Battlefield 6 Maps Are Shrinking — Are We Getting Call of Duty in a Tuxedo?
Les cartes de Battlefield 6 rétrécissent — On aurait droit au Call of Duty en smoking ?

Un jour ne suffit pas pour affirmer avec certitude que Blackwell Fields est la pire carte de Battlefield 6, mais ça n’a pas empêché tout le monde de le faire quand même. J’apprécie ses derricks pétroliers qui explosent en gloire et la manière dont ses collines ondulées et sa couverture bâtie quasi inexistante favorisent le jeu en véhicules, mais son défaut majeur est évident : plusieurs cartes que Battlefield 6 qualifie de 'grandes' sont en réalité assez petites.
Il y a un vrai décalage entre ce que veulent les devs et ce que veulent vraiment les joueurs. Les meilleures cartes — Mirak Valley et Operation Firestorm — contiennent des 'poches' d’espace vide qui servent de voies de contournement ou d’évasion essentielles. Sur les cartes étriquées comme Blackwell et Sobek, on vous pousse dans des 'combats en couloir de bordel ambiant', là où la créativité meurt et où les kill au spawn prolifèrent.

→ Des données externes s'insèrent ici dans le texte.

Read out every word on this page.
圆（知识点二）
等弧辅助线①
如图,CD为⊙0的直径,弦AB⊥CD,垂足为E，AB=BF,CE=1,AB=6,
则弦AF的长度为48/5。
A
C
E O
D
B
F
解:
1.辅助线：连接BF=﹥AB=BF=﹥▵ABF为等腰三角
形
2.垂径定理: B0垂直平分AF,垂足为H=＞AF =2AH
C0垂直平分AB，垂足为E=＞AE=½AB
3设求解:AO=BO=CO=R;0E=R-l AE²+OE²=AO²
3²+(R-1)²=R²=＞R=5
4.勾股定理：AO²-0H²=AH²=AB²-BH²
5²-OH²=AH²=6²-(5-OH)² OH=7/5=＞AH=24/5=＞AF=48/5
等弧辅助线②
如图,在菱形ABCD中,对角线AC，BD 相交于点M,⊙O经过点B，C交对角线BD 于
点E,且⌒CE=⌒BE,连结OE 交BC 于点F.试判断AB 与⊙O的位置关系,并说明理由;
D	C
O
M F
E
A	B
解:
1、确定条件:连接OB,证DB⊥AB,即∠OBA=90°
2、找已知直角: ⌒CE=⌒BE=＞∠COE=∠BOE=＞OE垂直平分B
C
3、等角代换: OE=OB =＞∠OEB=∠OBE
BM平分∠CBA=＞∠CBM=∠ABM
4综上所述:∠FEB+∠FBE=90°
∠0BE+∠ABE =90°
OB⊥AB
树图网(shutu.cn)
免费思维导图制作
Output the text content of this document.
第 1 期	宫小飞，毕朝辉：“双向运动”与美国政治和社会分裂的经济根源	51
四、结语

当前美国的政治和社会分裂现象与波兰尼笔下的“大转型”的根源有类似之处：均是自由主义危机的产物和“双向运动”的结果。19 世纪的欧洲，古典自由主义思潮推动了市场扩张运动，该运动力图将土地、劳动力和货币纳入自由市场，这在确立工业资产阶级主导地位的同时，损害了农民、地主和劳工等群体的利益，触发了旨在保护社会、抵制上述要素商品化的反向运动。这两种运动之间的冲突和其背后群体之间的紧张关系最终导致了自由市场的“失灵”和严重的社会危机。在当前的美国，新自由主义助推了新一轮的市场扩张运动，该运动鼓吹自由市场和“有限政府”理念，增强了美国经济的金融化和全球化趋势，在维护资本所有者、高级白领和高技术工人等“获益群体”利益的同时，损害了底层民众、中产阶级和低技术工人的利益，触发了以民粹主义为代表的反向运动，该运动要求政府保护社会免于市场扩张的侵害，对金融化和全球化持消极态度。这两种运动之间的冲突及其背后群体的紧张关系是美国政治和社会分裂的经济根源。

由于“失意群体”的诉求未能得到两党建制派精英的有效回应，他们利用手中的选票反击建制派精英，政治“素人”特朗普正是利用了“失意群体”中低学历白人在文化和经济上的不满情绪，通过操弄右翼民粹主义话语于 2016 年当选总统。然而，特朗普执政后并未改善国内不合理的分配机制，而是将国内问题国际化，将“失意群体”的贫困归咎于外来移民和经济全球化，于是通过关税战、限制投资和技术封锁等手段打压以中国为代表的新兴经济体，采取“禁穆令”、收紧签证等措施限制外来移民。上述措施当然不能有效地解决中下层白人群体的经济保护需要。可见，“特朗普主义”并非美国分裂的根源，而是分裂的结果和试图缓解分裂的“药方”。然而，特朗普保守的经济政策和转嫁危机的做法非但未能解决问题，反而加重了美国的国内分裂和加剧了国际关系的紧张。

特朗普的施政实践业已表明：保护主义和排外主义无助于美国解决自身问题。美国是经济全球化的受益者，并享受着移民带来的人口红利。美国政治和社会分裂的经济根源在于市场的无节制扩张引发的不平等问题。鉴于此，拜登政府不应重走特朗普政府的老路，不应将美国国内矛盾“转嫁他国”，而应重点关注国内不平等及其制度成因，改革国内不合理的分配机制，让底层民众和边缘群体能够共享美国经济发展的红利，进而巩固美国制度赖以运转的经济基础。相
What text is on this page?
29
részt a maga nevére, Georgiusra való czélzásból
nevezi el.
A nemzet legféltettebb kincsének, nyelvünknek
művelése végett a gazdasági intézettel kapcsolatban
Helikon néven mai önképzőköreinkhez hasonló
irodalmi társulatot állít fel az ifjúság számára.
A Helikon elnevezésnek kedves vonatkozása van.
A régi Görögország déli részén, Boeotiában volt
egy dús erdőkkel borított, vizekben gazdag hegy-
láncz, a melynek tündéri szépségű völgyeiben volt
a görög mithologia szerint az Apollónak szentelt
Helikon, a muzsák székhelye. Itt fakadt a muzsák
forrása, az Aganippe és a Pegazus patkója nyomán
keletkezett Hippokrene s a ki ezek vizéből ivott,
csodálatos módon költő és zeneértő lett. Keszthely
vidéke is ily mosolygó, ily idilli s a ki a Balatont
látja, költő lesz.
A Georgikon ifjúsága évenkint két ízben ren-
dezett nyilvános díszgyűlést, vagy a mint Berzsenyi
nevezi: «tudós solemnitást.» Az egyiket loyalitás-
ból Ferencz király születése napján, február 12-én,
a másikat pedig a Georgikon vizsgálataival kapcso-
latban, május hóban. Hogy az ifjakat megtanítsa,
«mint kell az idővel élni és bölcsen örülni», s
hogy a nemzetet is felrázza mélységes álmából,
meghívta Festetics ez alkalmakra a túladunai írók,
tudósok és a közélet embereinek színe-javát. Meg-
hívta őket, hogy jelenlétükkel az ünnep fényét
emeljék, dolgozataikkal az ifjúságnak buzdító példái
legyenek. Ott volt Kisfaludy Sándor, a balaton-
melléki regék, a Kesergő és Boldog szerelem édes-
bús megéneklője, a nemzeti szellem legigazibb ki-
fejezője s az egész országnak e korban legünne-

Dès que j’ai vu un jet au spawn explosé avant même le décollage, j’ai compris que quelque chose clochait. Battlefield, c’était autrefois du chaos organisé. Maintenant, c’est juste du chaos avec une frontière. Qui a cru que retirer 40 % de la carte était une bonne idée ?
Ils sacrifient la profondeur tactique pour plus de flexibilité dans les modes. Les petites cartes s’adaptent mieux au Breakthrough et au TDM, mais on ne joue pas bien au Conquest classique sans espace déployé. Ce n’est pas du game design — c’est de l’ingénierie de menu.
« Combats en couloir de bordel ambiant » est un nom parfait. Mon escouade spawn, on entend deux tirs, et boum — on est tous morts. Où est-ce qu’on montre notre skill ?
Écoutez : on peut concevoir de très bonnes petites cartes. Valorant le fait. Mais l’identité de Battlefield a toujours reposé sur l’échelle, le spectacle et l’autonomie du joueur à travers de vastes terrains. Rétrécissez la carte, rétrécissez l’âme.
La vraie guerre ne se mène pas dans des allées de bowling. Où est le brouillard de guerre ? L’imprévisibilité ? Les flancs ? Ce n’est pas une simulation — c’est une usure scénarisée.
Vous vous souvenez quand les cartes de Battlefield étaient si grandes qu’on oubliait de quel côté on était ?
Exactement. Les cartes modernes ressemblent à des salles d’attente avec des flingues.
Et les devs s’étonnent que la communauté de moddeurs soit la seule à maintenir Battlefield en vie.